We came to the realization this morning that we had no way to make our flight out of Cusco in a few days because the train back to Ollantaytambo didn’t give us enough time to drive from Ollantaytambo to Cusco. While the web articles say this is a 45 minute drive, in reality current road conditions make it a two hour drive. So we were going to have to change our train tickets. Moreover, advice from Lyle and Lilly (B&B owners) indicated that Agua Caliente (the town just outside Machu Picchu) is so small it’s not worth staying there a full two days. So a small scramble ensued while Lilly called our Agua Caliente hotel and got them to release us from our last night there, and then called another hotel in Ollantaytambo to make a reservation. We then were able to change our train tickets when we arrived at the Ollantaytambo train station.
Lyle drove us to the Ollantaytambo train station, along the way we passed the largest lake in the area. There was a family plowing their field with oxen.
Just outside Ollantaytambo Lyle pulled off the side of the road and made us all get out and look up. If you look carefully in the lower right side of this picture you will see climbers scaling this cliff. Their goal is to reach the pod like structures you see at the top left. This is a hotel. Each pod has two bedrooms – one on each end, with a common area/dining table in the middle. When you get there they serve you a nice dinner with a bottle of wine. In the morning you take a zip line back down. Not for us.
We then road the PeruRail train to Agua Caliente. There are lots of restaurants, hotels, and massage/spas here as the only purpose of this town is to support the 2 Million visitors a year to Machu Picchu.
The view from our the Terrazas Del Inca hotel was out over the Andes Mountains.
Then it was time to head for dinner. We had made reservations at a place called “Tree House”, it turned out to be pretty good food. Food in Peru tends to be fairly inexpensive, but here in Agua Caliente things are a bit more expensive because everything has to come in by train. But even with that, it’s still less expensive than US prices.
On our way back from dinner, Mike took off his camera lens cover and promptly dropped it through a street grate. This little girl saw what happened and grabbed the giant grate and muscled it up so Mike could retrieve the lens cover. She could barely hold it up, but she was determined. We had to get a shot of her and Mike, and we had intended to give her a dollar or something but after the picture she dashed off.
Its election time here in Peru. So there were political signs up everywhere and political rally’s all over the place. We learned a number of interesting things about the elections. It’s mandatory to vote – they fine you if you don’t show up. They don’t allow the sale of alcohol two days before the elections. We also noticed that the election posters often had “X” marks all over them. We thought at first this was a way for opponents to mess up the other guy’s signs or something. However, it turns out that because so much of the population is illiterate, they use pictographs on the voting ballots to represent each candidate. So the “X” says – “put your X here to vote for me”.
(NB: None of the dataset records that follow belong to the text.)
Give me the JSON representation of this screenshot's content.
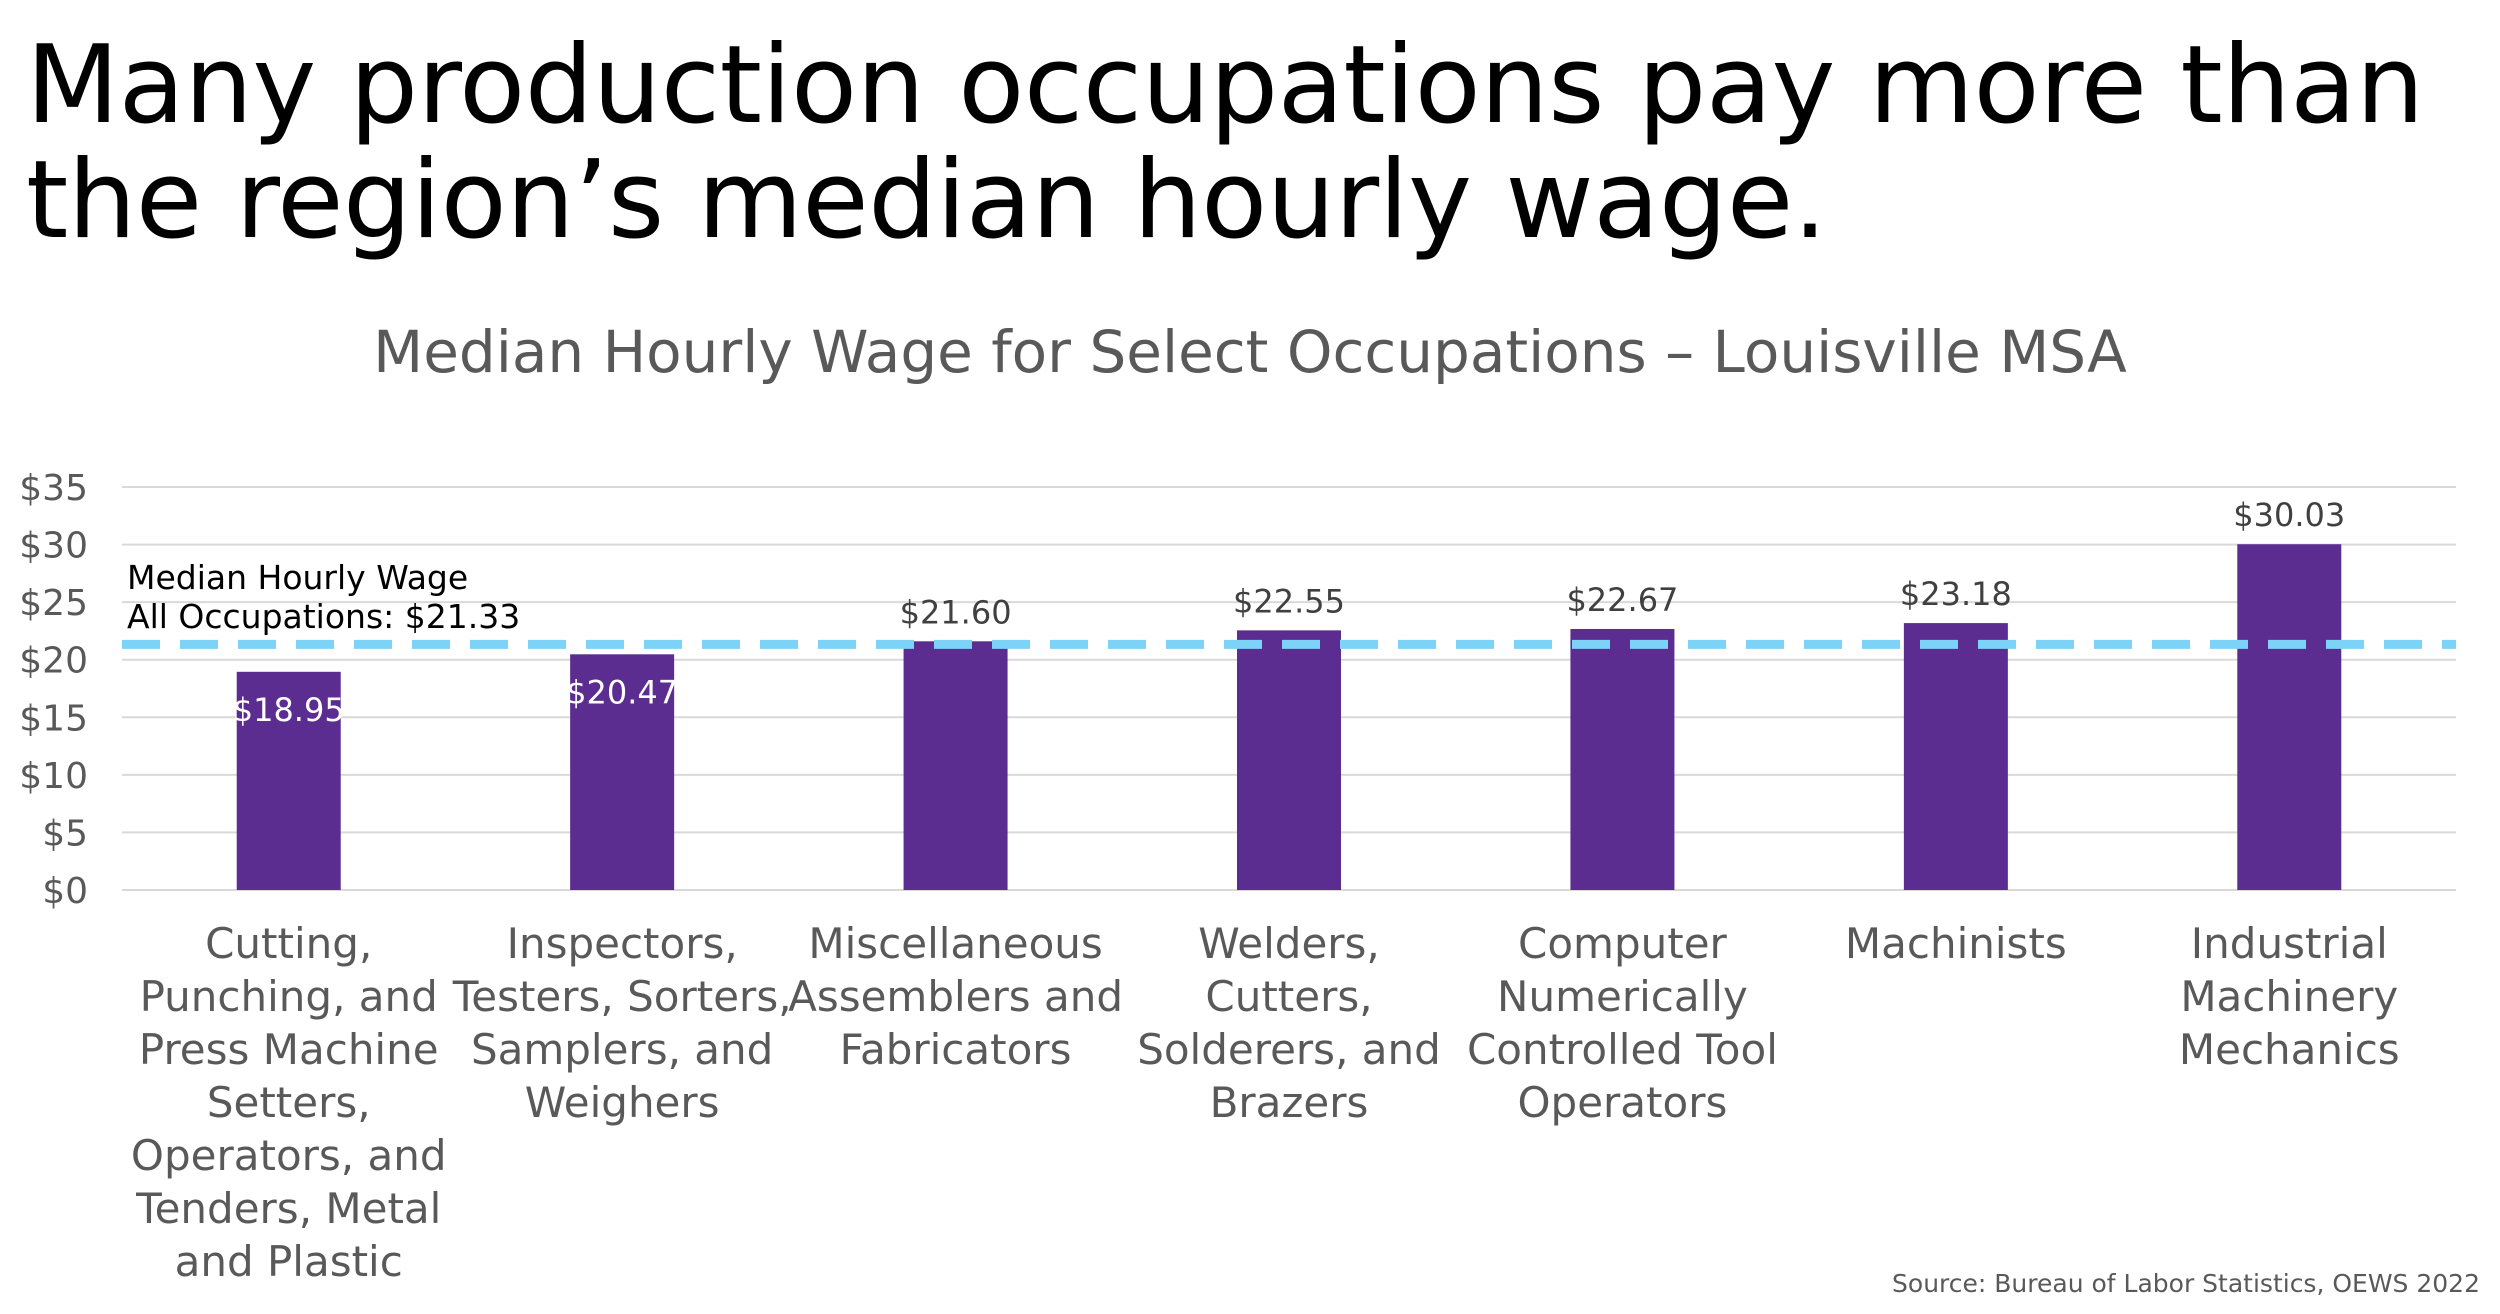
{
  "slide": {
    "title_lines": [
      "Many production occupations pay more than",
      "the region’s median hourly wage."
    ],
    "source": "Source: Bureau of Labor Statistics, OEWS 2022"
  },
  "chart_data": {
    "type": "bar",
    "title": "Median Hourly Wage for Select Occupations – Louisville MSA",
    "xlabel": "",
    "ylabel": "",
    "ylim": [
      0,
      35
    ],
    "y_ticks": [
      0,
      5,
      10,
      15,
      20,
      25,
      30,
      35
    ],
    "y_tick_labels": [
      "$0",
      "$5",
      "$10",
      "$15",
      "$20",
      "$25",
      "$30",
      "$35"
    ],
    "grid": true,
    "categories": [
      [
        "Cutting,",
        "Punching, and",
        "Press Machine",
        "Setters,",
        "Operators, and",
        "Tenders, Metal",
        "and Plastic"
      ],
      [
        "Inspectors,",
        "Testers, Sorters,",
        "Samplers, and",
        "Weighers"
      ],
      [
        "Miscellaneous",
        "Assemblers and",
        "Fabricators"
      ],
      [
        "Welders,",
        "Cutters,",
        "Solderers, and",
        "Brazers"
      ],
      [
        "Computer",
        "Numerically",
        "Controlled Tool",
        "Operators"
      ],
      [
        "Machinists"
      ],
      [
        "Industrial",
        "Machinery",
        "Mechanics"
      ]
    ],
    "values": [
      18.95,
      20.47,
      21.6,
      22.55,
      22.67,
      23.18,
      30.03
    ],
    "value_labels": [
      "$18.95",
      "$20.47",
      "$21.60",
      "$22.55",
      "$22.67",
      "$23.18",
      "$30.03"
    ],
    "value_label_inside": [
      true,
      true,
      false,
      false,
      false,
      false,
      false
    ],
    "bar_color": "#5C2D91",
    "reference_line": {
      "value": 21.33,
      "label_lines": [
        "Median Hourly Wage",
        "All Occupations: $21.33"
      ],
      "color": "#7DD3F7",
      "style": "dashed"
    }
  }
}
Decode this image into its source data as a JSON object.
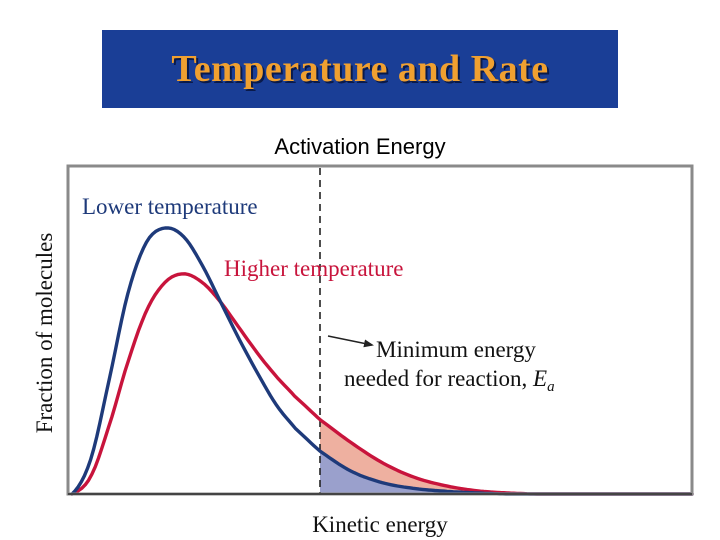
{
  "slide": {
    "title": "Temperature and Rate",
    "subtitle": "Activation Energy"
  },
  "chart_data": {
    "type": "line",
    "title": "",
    "xlabel": "Kinetic energy",
    "ylabel": "Fraction of molecules",
    "x_range": [
      0,
      1
    ],
    "y_range": [
      0,
      1
    ],
    "grid": false,
    "series": [
      {
        "name": "Lower temperature",
        "color": "#1e3a7a",
        "x": [
          0.0,
          0.03,
          0.06,
          0.09,
          0.12,
          0.15,
          0.18,
          0.21,
          0.24,
          0.27,
          0.3,
          0.33,
          0.36,
          0.4,
          0.45,
          0.5,
          0.55,
          0.6,
          0.65,
          0.7
        ],
        "y": [
          0.0,
          0.12,
          0.4,
          0.7,
          0.88,
          0.93,
          0.9,
          0.8,
          0.67,
          0.54,
          0.42,
          0.31,
          0.23,
          0.15,
          0.08,
          0.04,
          0.02,
          0.01,
          0.004,
          0.0
        ]
      },
      {
        "name": "Higher temperature",
        "color": "#c8143c",
        "x": [
          0.0,
          0.03,
          0.06,
          0.09,
          0.12,
          0.15,
          0.18,
          0.21,
          0.24,
          0.27,
          0.3,
          0.33,
          0.36,
          0.4,
          0.45,
          0.5,
          0.55,
          0.6,
          0.65,
          0.7,
          0.75
        ],
        "y": [
          0.0,
          0.06,
          0.24,
          0.46,
          0.64,
          0.74,
          0.77,
          0.74,
          0.67,
          0.58,
          0.49,
          0.41,
          0.34,
          0.26,
          0.18,
          0.11,
          0.06,
          0.03,
          0.012,
          0.004,
          0.0
        ]
      }
    ],
    "threshold": {
      "x": 0.4,
      "label_line1": "Minimum energy",
      "label_line2": "needed for reaction,",
      "symbol": "E",
      "subscript": "a"
    },
    "shading": {
      "higher_fill": "#eeb0a0",
      "lower_fill": "#9aa0cc"
    }
  }
}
In Peru no one or two parties have the majority of the vote, so there are lots of candidates on the ballot and who wins often comes down to a handful of votes. Because the elections are only days away the final pressure was on to advertise candidates. Again, because so much of the population is illiterate, elections are largely won based on who can throw the best party in your local town prior to the election. Even in the small town of Agua Caliente, there were multiple rally’s going on tonight. This video shows what one looked like. And for anyone worried that maybe there was any violence or anything like that, be sure to note the balloons and kids near the end of the video. It’s a bit more like the circus coming to town than a political rally. We saw clowns, bands, and all manner of entertainment walking the streets.
The only downside to all this partying was that they partied ALL NIGHT. Yes, really, all night long. So when we arose the next morning for our trip up the mountain to see Machu Picchu, none of us had a good night’s sleep.
The guide that was to take us to Machu Picchu met us at our hotel to discuss plans for the following day. He checked our tickets to make sure we had the right tickets to get into the park, and we agreed to meet early at the hotel and depart together from there.